Web Browser + Billboard

A billboard class device is recognized by most OSes and shows up a notification with a URL. That URL can point to the local name (mdns) of the dongle. User experience:

  1. Plug in dongle.
  2. Notfication appears, click on the link.
  3. Browser opens, a "welcome" web app loads, JS executes, time gets sent to the device.

NTP

You also need to enable NTP (network time protocol) service on the machine. The dongle can then query the time on the computer. The computer's time service will be synchronized with other, more authoritative, time references on the internet (usually).

webusb + Billboard

Using webusb from a web page or a web application, access the dongle from the browser and send the time to it. Which protocol you'd be using for this is up to you. It can be fairly low level.

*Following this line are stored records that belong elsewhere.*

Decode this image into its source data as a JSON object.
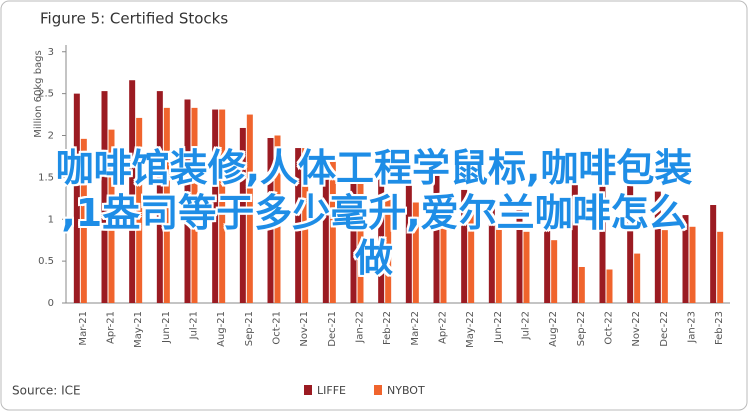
{
  "chart_data": {
    "type": "bar",
    "title": "Figure 5: Certified Stocks",
    "ylabel": "Million 60kg bags",
    "source": "Source: ICE",
    "categories": [
      "Mar-21",
      "Apr-21",
      "May-21",
      "Jun-21",
      "Jul-21",
      "Aug-21",
      "Sep-21",
      "Oct-21",
      "Nov-21",
      "Dec-21",
      "Jan-22",
      "Feb-22",
      "Mar-22",
      "Apr-22",
      "May-22",
      "Jun-22",
      "Jul-22",
      "Aug-22",
      "Sep-22",
      "Oct-22",
      "Nov-22",
      "Dec-22",
      "Jan-23",
      "Feb-23"
    ],
    "series": [
      {
        "name": "LIFFE",
        "color": "#9b1b22",
        "values": [
          2.5,
          2.53,
          2.66,
          2.53,
          2.43,
          2.31,
          2.09,
          1.97,
          1.85,
          1.75,
          1.6,
          1.5,
          1.4,
          1.58,
          1.35,
          1.2,
          1.11,
          1.1,
          1.53,
          1.49,
          1.41,
          1.33,
          1.05,
          1.17
        ]
      },
      {
        "name": "NYBOT",
        "color": "#f0642d",
        "values": [
          1.96,
          2.07,
          2.21,
          2.33,
          2.33,
          2.31,
          2.25,
          2.0,
          1.85,
          1.75,
          1.5,
          1.3,
          1.2,
          1.15,
          1.1,
          0.95,
          0.85,
          0.75,
          0.43,
          0.4,
          0.59,
          0.87,
          0.91,
          0.85
        ]
      }
    ],
    "ylim": [
      0,
      3.2
    ],
    "yticks": [
      0,
      0.5,
      1,
      1.5,
      2,
      2.5,
      3
    ],
    "grid": false,
    "legend": "bottom"
  },
  "overlay_text": [
    "咖啡馆装修,人体工程学鼠标,咖啡包装",
    ",1盎司等于多少毫升,爱尔兰咖啡怎么",
    "做"
  ]
}
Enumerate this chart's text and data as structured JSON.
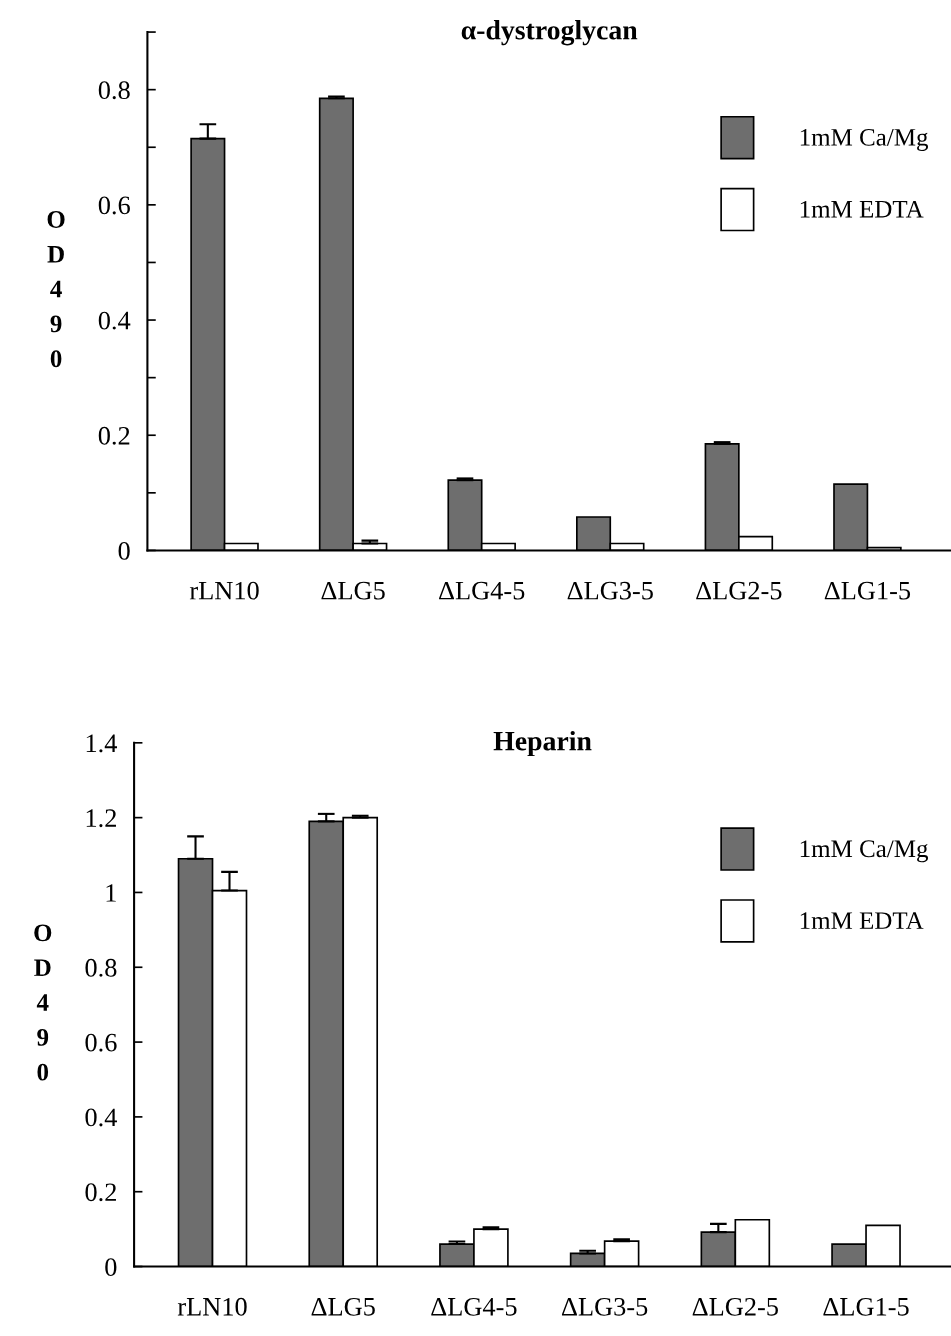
{
  "chart_data": [
    {
      "type": "bar",
      "title": "α-dystroglycan",
      "ylabel": "OD490",
      "categories": [
        "rLN10",
        "ΔLG5",
        "ΔLG4-5",
        "ΔLG3-5",
        "ΔLG2-5",
        "ΔLG1-5"
      ],
      "series": [
        {
          "name": "1mM Ca/Mg",
          "color": "#6e6e6e",
          "values": [
            0.715,
            0.785,
            0.122,
            0.058,
            0.185,
            0.115
          ],
          "errors": [
            0.025,
            0.003,
            0.003,
            null,
            0.003,
            null
          ]
        },
        {
          "name": "1mM EDTA",
          "color": "#ffffff",
          "values": [
            0.012,
            0.012,
            0.012,
            0.012,
            0.024,
            0.005
          ],
          "errors": [
            null,
            0.005,
            null,
            null,
            null,
            null
          ]
        }
      ],
      "ylim": [
        0,
        0.9
      ],
      "yticks": [
        0,
        {
          "value": 0.1,
          "label": null
        },
        0.2,
        {
          "value": 0.3,
          "label": null
        },
        0.4,
        {
          "value": 0.5,
          "label": null
        },
        0.6,
        {
          "value": 0.7,
          "label": null
        },
        0.8,
        {
          "value": 0.9,
          "label": null
        }
      ],
      "legend": "top right",
      "grid": false
    },
    {
      "type": "bar",
      "title": "Heparin",
      "ylabel": "OD490",
      "categories": [
        "rLN10",
        "ΔLG5",
        "ΔLG4-5",
        "ΔLG3-5",
        "ΔLG2-5",
        "ΔLG1-5"
      ],
      "series": [
        {
          "name": "1mM Ca/Mg",
          "color": "#6e6e6e",
          "values": [
            1.09,
            1.19,
            0.06,
            0.035,
            0.092,
            0.06
          ],
          "errors": [
            0.06,
            0.02,
            0.007,
            0.007,
            0.022,
            null
          ]
        },
        {
          "name": "1mM EDTA",
          "color": "#ffffff",
          "values": [
            1.005,
            1.2,
            0.1,
            0.068,
            0.125,
            0.11
          ],
          "errors": [
            0.05,
            0.005,
            0.005,
            0.005,
            null,
            null
          ]
        }
      ],
      "ylim": [
        0,
        1.4
      ],
      "yticks": [
        0,
        0.2,
        0.4,
        0.6,
        0.8,
        1,
        1.2,
        1.4
      ],
      "legend": "top right",
      "grid": false
    }
  ]
}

For Windows compatibility, the dongle should expose the descriptors for a winusb device. That way, Windows will load the generic winusb.sys driver for the device automatically. Devices that use this driver can be accessed via webusb on Windows.

A billboard will also offer a notification with a link to click on.

User experience:

  1. Plug in dongle
  2. Notification appears, click link.
  3. A web site on the internet opens.
  4. User is asked for permission to access the dongle via webusb, approves it.
  5. The web site can communicate with the dongle now.